In these studies, co-administration of delavirdine and saquinavir raised saquinavir levels by five times, producing blood levels of saquinavir that were comparable to those achieved in the Stanford high-dose saquinavir study. Co-administration of delavirdine and indinavir raised indinavir levels two-fold. Based on this observation, Pharmacia & Upjohn recommend that indinavir be dosed at 400-600 mg every eight hours, from the current recommended dose of 800 mg every eight hours. In addition, co-administration of ddI and delavirdine lowered ddI levels by 20%, and increased clarithromycin levels by two-fold. The following drugs are contraindicated in patients using delavirdine: alprazolam, astemizole, barbamazepine, cisapride, phenobarbitol, phenytoin, rifabutin, rifampin, terfenadine and triazolam.
In a consensus statement regarding approval, a group of five AIDS organizations, including the AIDS Action Council, the AIDS Treatment Data Network, the American Foundation for AIDS Research, Gay Men's Health Crisis and TAG, identified four key problems with the application:
Surrogate Marker Claim.
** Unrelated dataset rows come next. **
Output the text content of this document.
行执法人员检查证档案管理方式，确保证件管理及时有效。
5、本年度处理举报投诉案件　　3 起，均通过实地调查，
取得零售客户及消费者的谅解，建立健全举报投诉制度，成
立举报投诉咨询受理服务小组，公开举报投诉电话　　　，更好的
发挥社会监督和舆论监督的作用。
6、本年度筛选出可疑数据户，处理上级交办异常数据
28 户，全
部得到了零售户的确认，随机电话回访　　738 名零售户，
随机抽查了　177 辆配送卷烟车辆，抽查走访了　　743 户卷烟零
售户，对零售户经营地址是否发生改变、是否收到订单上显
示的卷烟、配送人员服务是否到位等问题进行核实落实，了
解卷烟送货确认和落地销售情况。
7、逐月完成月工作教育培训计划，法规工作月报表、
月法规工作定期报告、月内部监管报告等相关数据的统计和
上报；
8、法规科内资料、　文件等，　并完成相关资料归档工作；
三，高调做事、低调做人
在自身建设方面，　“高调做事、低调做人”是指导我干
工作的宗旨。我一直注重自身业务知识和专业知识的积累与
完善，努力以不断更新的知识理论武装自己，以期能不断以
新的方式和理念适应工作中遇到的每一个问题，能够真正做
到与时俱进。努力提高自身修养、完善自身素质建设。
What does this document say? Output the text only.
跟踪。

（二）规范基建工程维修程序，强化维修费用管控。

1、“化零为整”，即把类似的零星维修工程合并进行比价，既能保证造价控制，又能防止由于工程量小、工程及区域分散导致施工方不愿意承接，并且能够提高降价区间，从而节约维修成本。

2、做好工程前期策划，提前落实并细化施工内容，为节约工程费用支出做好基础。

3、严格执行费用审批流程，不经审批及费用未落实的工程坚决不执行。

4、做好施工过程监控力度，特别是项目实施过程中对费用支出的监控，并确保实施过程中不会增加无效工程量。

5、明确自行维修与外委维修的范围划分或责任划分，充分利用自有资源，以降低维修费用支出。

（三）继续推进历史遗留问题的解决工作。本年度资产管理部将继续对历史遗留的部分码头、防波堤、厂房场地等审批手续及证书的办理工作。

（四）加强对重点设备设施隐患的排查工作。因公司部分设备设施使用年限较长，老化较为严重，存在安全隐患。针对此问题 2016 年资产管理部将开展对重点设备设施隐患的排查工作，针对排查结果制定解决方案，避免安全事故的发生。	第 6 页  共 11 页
Based on a meta-analysis of studies 0017 and 0021, Pharmacia & Upjohn asserted that a half-log reduction in viral RNA sustained for at least eight weeks would result in clinical benefit for at least a year. However, in study 0017, patients treated with delavirdine+ddI experienced a half-log drop in RNA (compared to patients treated with ddI monotherapy), and yet experienced no clinical benefit. Therefore, its clinical trial undermined the strength of this surrogate claim.
Indication. The proposed indication read "for use in combination with other antiretroviral agents in the treatment of HIV infection whenever antiretroviral therapy is warranted." The only data available about delavirdine in combination with protease inhibitors, however, was pharmacokinetic and acute safety data in HIV-negative patients. The data were sufficient to identify major interactions with saquinavir and indinavir, but not enough to allow for an assessment of the safety and efficacy of the combinations.
Confirmatory Trial. Pharmacia & Upjohn identified its on-going study of delavirdine+ AZT+ either ddI, ddC or 3TC compared to AZT+ either ddI, ddC, or 3TC as its pivotal trial intended to provide evidence of clinical benefit. This study is being conducted in Europe, Australia and South Africa. These countries, however, are just now beginning wide-spread use of protease inhibitors, which are prohibited in the study. The consensus group was concerned about the viability of this trial. They recommended that the company make every attempt to complete their planned clinical endpoint study, and that the company should undertake a clinical endpoint study using delavirdine and a protease inhibitor.
Resistance and Cross-Resistance. The consensus group was greatly concerned that Pharmacia & Upjohn had not adequately characterized the effects of resistance to delavirdine on sensitivity to other non-nucleoside analogue reverse transcriptase inhibitors (NNRTIs), such as nevirapine and DuPont-Merck's up-coming DMP-266. The group recommended that Pharmacia & Upjohn work rapidly to develop further data on cross-resistance with NNRTIs, including bi-directional in vivo studies.
Based on the presentation by Pharmacia & Upjohn, four members of the committee voted to recommend approval of delavirdine, and four voted against. The FDA will have to review the application in the coming weeks, and make a decision.